In zekere zin zet het nieuwe kabinet het beleid voort dat eerder al door voormalig minister Hugo de Jonge uitgezet werd. De bouw van 100.000 nieuwe woningen per jaar, een bestaande ambitie van De Jonge, is nu stevig verankerd in het regeerprogramma. Het kabinet trekt daarvoor de knip: de komende vijf jaar komt er jaarlijks een miljard euro voor beschikbaar.

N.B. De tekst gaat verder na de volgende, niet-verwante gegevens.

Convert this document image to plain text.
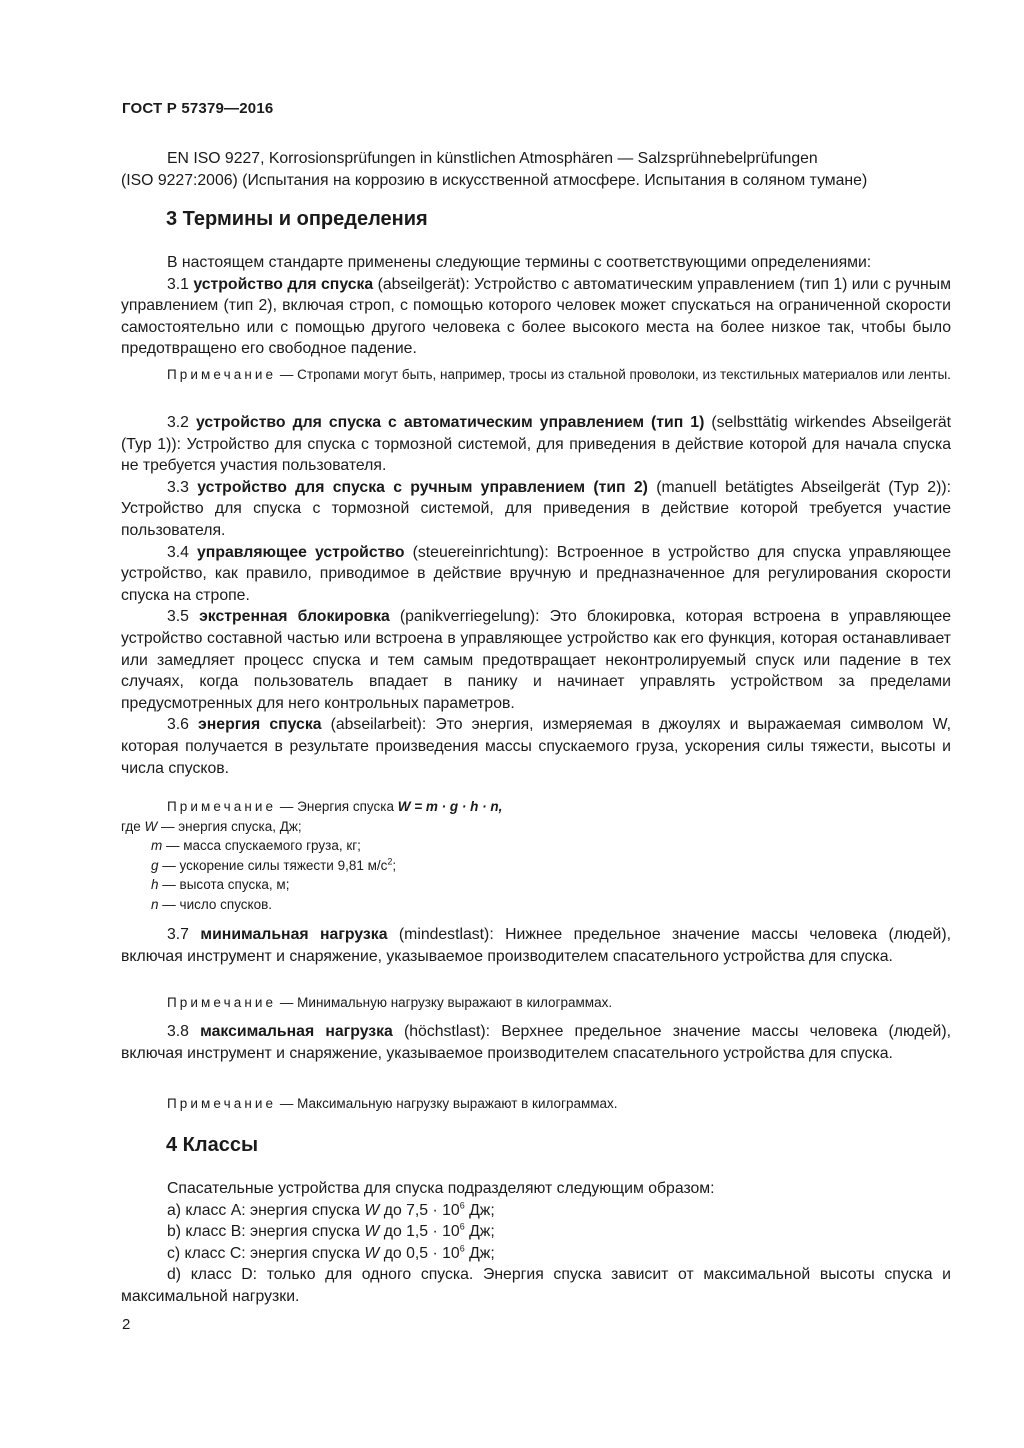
ГОСТ Р 57379—2016

EN ISO 9227, Korrosionsprüfungen in künstlichen Atmosphären — Salzsprühnebelprüfungen

(ISO 9227:2006) (Испытания на коррозию в искусственной атмосфере. Испытания в соляном тумане)

3 Термины и определения

В настоящем стандарте применены следующие термины с соответствующими определениями:

3.1 устройство для спуска (abseilgerät): Устройство с автоматическим управлением (тип 1) или с ручным управлением (тип 2), включая строп, с помощью которого человек может спускаться на ограниченной скорости самостоятельно или с помощью другого человека с более высокого места на более низкое так, чтобы было предотвращено его свободное падение.

Примечание — Стропами могут быть, например, тросы из стальной проволоки, из текстильных материалов или ленты.

3.2 устройство для спуска с автоматическим управлением (тип 1) (selbsttätig wirkendes Abseilgerät (Typ 1)): Устройство для спуска с тормозной системой, для приведения в действие которой для начала спуска не требуется участия пользователя.

3.3 устройство для спуска с ручным управлением (тип 2) (manuell betätigtes Abseilgerät (Typ 2)): Устройство для спуска с тормозной системой, для приведения в действие которой требуется участие пользователя.

3.4 управляющее устройство (steuereinrichtung): Встроенное в устройство для спуска управляющее устройство, как правило, приводимое в действие вручную и предназначенное для регулирования скорости спуска на стропе.

3.5 экстренная блокировка (panikverriegelung): Это блокировка, которая встроена в управляющее устройство составной частью или встроена в управляющее устройство как его функция, которая останавливает или замедляет процесс спуска и тем самым предотвращает неконтролируемый спуск или падение в тех случаях, когда пользователь впадает в панику и начинает управлять устройством за пределами предусмотренных для него контрольных параметров.

3.6 энергия спуска (abseilarbeit): Это энергия, измеряемая в джоулях и выражаемая символом W, которая получается в результате произведения массы спускаемого груза, ускорения силы тяжести, высоты и числа спусков.

Примечание — Энергия спуска W = m · g · h · n,
где W — энергия спуска, Дж;
m — масса спускаемого груза, кг;
g — ускорение силы тяжести 9,81 $м/с^2$;
h — высота спуска, м;
n — число спусков.

3.7 минимальная нагрузка (mindestlast): Нижнее предельное значение массы человека (людей), включая инструмент и снаряжение, указываемое производителем спасательного устройства для спуска.

Примечание — Минимальную нагрузку выражают в килограммах.

3.8 максимальная нагрузка (höchstlast): Верхнее предельное значение массы человека (людей), включая инструмент и снаряжение, указываемое производителем спасательного устройства для спуска.

Примечание — Максимальную нагрузку выражают в килограммах.
4 Классы
Спасательные устройства для спуска подразделяют следующим образом:
a) класс A: энергия спуска W до $7,5 \cdot 10^6$ Дж;
b) класс B: энергия спуска W до $1,5 \cdot 10^6$ Дж;
c) класс C: энергия спуска W до $0,5 \cdot 10^6$ Дж;
d) класс D: только для одного спуска. Энергия спуска зависит от максимальной высоты спуска и максимальной нагрузки.
2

Maar de huidige minister voor Volkshuisvesting en Ruimtelijke Ordening Mona Keijzer (BBB) legt wel meer de nadruk op betaalbaarheid dan haar voorganger. “De woningnood blijft onverminderd hoog. Hierdoor kunnen veel mensen niet verder met hun leven. Zo stellen jonge mensen het starten van een gezin uit omdat ze geen huis kunnen vinden. Elke woning is er één. We moeten echt gaan bouwen voor al die mensen die op een huis wachten, zodat Nederlanders weer zicht hebben op de toekomst.” Gemeenten kunnen uitzien naar een zogeheten ‘realisatiestimulans’, een vast bedrag voor elke betaalbare woning die ze realiseren.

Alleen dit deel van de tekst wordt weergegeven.